One particular area of interest for many investors has been the property markets, as distressed sellers seek to liquidate their assets in order to pay down debt or free up balance sheets, well-located real estate can deliver yield of up to 15 per cent per annum. Property assets have been considered as useful income tools for years, yet faith in traditional listed vehicles such as real estate investment trusts and property funds is waning, due in part to the fact that such investments are publicly traded and invariably trade at a discount to net asset values. In fact it is true to say that any securitised investments will display a markedly different cash flow dynamic to that of a direct investment in strategic real estate assets.
The most obvious market targeted by investors in the US housing market, as banks seek to shed vast swathes of foreclosed real estate assets, and a proliferation of agents have sprung up offering investors the opportunity to acquire tenanted properties generating a monthly income equating to an annual yield of between 8% and 18%, although there are a number of mid and long-term risks associated with this investment strategy, including on-going tax liabilities, tenet management issues and of course there is a direct correlation with the on-going economic recovery in the united States which allows for tenants to afford such rental payments.
With such offers it is almost always the case that the selling agent has acquired the property and renovated for a much lower price than the sale price to the end investor, indicating that the real opportunity lies in just such an approach (buy/sell) rather than acquiring a property for the long term. Indeed, taking a more opportunistic approach allows the Investor to remain relatively liquid – rolling original capital over into further acquisitions once one property is sold. This also means that the investor gains a regular profit margin for up to 50% per transaction which making this an interesting take on investments for income, without taking on the long term risks of asset ownership.

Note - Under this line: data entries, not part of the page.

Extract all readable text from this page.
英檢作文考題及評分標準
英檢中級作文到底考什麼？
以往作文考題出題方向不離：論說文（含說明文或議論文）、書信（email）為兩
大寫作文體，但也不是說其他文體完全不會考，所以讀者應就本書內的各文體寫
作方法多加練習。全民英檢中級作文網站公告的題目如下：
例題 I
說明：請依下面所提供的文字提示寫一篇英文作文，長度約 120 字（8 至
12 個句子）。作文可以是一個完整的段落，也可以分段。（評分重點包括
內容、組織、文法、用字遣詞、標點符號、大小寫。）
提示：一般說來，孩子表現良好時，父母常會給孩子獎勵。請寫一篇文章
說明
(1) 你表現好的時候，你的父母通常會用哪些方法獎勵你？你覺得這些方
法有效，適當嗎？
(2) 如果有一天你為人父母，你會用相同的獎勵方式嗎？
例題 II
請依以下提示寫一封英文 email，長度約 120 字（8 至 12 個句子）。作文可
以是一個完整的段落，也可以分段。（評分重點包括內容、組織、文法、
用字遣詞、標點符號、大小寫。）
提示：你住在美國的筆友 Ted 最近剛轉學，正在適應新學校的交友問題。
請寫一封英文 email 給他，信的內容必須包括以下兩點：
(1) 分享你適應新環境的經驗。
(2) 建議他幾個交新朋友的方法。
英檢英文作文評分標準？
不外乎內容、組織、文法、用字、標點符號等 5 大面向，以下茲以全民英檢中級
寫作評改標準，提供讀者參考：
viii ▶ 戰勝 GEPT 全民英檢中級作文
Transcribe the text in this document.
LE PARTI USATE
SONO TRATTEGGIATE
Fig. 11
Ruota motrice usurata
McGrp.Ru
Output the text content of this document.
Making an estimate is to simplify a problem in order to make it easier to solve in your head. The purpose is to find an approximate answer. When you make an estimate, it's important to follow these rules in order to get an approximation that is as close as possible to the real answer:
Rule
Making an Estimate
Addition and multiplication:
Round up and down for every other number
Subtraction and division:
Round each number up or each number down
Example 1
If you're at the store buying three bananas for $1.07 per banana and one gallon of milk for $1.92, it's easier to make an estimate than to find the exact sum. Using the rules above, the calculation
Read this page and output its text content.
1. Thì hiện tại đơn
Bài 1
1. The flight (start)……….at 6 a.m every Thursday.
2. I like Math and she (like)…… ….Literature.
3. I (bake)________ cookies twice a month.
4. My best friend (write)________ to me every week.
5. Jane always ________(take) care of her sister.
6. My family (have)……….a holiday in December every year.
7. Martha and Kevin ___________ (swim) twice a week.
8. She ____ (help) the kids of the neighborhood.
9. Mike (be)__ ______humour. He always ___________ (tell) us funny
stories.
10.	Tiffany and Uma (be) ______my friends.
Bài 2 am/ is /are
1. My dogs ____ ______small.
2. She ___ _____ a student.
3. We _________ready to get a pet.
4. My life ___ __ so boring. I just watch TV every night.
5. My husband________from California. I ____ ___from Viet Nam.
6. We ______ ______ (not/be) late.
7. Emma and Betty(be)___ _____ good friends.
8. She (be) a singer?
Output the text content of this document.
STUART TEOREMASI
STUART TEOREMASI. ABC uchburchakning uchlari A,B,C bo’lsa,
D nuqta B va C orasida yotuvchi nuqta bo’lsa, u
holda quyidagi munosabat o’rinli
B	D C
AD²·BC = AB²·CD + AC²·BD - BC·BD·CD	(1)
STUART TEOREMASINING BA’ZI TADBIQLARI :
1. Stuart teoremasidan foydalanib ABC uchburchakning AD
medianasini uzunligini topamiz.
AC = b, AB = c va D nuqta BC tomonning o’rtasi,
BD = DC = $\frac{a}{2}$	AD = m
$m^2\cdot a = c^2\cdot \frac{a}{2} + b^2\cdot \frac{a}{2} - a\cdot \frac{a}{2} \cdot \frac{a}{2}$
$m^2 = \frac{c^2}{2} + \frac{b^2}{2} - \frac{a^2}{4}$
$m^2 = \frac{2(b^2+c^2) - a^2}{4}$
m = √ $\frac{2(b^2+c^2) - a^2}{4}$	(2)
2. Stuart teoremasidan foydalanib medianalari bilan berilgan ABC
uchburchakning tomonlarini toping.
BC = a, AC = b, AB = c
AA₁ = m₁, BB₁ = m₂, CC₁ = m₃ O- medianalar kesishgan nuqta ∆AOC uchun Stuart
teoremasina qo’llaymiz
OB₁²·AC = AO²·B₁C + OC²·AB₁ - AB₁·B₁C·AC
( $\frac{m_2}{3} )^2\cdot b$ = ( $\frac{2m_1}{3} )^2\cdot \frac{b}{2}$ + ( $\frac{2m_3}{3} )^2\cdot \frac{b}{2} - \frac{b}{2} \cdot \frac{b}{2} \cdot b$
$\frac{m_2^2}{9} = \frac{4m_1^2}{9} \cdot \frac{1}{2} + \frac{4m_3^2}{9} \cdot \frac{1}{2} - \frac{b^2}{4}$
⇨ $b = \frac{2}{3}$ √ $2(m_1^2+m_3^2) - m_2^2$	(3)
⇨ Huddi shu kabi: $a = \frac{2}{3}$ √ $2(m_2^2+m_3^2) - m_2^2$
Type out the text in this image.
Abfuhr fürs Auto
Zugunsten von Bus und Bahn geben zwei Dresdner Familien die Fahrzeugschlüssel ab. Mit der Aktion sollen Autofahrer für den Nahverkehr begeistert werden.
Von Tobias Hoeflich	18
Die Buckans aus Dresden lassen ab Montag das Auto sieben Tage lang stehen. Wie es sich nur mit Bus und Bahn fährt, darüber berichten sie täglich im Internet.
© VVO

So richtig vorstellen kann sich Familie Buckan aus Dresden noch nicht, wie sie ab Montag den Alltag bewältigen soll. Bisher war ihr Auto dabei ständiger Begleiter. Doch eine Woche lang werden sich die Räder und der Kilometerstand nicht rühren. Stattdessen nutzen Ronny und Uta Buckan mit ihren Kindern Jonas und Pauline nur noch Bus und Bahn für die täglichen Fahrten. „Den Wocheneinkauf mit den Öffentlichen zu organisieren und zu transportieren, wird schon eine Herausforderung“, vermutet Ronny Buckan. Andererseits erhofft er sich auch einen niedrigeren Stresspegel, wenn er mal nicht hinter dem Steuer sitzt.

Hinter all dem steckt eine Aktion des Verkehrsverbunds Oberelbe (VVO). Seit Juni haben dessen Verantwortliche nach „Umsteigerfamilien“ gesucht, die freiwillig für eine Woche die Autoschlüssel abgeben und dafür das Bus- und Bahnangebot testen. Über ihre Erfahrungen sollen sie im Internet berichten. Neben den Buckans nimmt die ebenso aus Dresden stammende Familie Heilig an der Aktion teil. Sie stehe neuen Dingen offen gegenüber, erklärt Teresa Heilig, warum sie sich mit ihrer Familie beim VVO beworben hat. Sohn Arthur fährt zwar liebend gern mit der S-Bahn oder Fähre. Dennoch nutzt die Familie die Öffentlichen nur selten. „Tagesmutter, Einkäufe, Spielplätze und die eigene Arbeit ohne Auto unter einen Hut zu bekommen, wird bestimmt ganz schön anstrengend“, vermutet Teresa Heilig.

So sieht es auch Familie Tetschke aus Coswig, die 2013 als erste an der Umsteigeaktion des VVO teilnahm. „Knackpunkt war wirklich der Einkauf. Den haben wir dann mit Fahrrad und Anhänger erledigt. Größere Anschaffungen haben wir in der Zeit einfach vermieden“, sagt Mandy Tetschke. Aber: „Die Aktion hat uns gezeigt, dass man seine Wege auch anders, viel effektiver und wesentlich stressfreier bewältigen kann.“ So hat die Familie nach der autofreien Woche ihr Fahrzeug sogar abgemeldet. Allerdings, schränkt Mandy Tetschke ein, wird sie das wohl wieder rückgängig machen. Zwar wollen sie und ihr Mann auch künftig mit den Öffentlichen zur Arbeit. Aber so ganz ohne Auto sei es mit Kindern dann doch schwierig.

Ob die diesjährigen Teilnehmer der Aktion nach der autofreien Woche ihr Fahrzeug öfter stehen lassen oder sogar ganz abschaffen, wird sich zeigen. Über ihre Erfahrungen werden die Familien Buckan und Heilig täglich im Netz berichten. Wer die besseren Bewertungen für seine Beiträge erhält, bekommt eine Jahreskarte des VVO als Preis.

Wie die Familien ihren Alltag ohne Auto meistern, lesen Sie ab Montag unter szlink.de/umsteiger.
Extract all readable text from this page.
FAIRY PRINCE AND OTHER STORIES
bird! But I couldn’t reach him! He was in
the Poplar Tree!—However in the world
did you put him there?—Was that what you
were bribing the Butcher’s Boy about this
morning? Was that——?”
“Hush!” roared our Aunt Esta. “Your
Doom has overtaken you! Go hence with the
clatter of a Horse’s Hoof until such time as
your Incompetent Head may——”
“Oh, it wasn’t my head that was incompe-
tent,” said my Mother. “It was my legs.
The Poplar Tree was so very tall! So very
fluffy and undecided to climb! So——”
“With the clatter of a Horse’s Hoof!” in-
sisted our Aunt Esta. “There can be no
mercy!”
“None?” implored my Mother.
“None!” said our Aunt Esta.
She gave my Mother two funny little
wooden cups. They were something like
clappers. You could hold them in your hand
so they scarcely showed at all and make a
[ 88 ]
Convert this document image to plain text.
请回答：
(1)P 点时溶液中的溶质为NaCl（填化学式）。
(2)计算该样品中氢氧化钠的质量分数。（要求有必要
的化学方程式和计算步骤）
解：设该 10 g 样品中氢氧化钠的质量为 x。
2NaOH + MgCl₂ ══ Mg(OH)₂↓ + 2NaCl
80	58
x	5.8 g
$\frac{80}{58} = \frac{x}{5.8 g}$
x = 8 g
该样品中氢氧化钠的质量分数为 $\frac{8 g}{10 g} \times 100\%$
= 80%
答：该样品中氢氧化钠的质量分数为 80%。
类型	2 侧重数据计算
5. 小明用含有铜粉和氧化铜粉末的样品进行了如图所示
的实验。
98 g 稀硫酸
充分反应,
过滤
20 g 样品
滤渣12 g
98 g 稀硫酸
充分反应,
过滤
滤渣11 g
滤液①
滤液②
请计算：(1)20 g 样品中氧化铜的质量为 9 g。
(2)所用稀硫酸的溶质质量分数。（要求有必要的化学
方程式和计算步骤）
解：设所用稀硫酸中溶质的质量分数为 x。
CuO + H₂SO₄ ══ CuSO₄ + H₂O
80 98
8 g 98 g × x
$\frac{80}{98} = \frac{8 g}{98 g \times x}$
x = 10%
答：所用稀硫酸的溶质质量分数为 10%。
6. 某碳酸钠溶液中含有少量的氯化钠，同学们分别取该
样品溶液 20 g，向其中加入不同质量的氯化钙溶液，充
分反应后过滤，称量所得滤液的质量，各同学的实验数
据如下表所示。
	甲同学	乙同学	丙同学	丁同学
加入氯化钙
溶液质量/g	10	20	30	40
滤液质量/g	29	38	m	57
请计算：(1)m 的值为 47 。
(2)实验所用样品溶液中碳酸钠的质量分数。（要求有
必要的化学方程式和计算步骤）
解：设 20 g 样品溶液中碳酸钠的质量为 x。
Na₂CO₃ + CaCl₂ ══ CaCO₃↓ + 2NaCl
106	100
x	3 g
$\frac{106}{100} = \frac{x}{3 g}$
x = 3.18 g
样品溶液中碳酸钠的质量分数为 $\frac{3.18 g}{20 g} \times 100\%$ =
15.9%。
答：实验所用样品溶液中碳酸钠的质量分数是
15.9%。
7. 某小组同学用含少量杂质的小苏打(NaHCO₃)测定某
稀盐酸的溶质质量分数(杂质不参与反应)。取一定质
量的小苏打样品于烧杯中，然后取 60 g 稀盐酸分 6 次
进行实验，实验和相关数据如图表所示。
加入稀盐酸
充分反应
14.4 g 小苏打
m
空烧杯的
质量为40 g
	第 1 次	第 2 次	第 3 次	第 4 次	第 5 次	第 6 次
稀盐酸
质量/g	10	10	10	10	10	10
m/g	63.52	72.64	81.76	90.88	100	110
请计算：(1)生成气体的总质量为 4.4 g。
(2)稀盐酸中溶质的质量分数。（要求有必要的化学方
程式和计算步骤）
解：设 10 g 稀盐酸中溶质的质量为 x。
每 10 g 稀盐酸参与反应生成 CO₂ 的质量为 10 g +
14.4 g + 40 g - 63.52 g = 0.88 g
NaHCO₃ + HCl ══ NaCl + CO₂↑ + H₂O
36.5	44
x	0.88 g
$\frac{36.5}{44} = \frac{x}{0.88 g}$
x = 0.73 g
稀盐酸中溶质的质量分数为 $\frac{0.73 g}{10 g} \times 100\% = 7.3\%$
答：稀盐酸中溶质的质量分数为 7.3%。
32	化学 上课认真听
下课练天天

Another option to capture a regular income stream from the opportunity presented by the US real estate market is to acquire mortgage notes. Taking this approach also eliminates the direct liabilities and risks of owning property, as this is taken on by a local counterparty who might acquire and renovated the asset and source a suitable tenant, then in order to free up capital in order to make further acquisitions, an investor offers a loan secured against the property with a low loan to value. This means the investor receives a regular monthly income, and the local counterparty gets to roll over their capital. This deal is often loaded with a further equity share, with the investor and local partner agreeing to sell the property after a number of years and split the capital gain. Throughout the term of the investment, the investor receives their loan payments (up to 9%) and the local partner Investment climate is responsible for all of the tenant issues, void periods, tax, maintenance and management.
Both of these options; buy/sell and mortgage notes offer the investor a low risk alternatives to direct property investments, and can generate income yields of between 9% and 15% per annum. So whilst these options may be less liquid than publicly traded financial assets such as stocks, bonds and cash, they also serve the purpose of reducing exposure to financial markets, as well as bolstering performance and offering a high degree of capital security simply because in both cases, capital is secured against real estate with a much higher capital value than committed capital.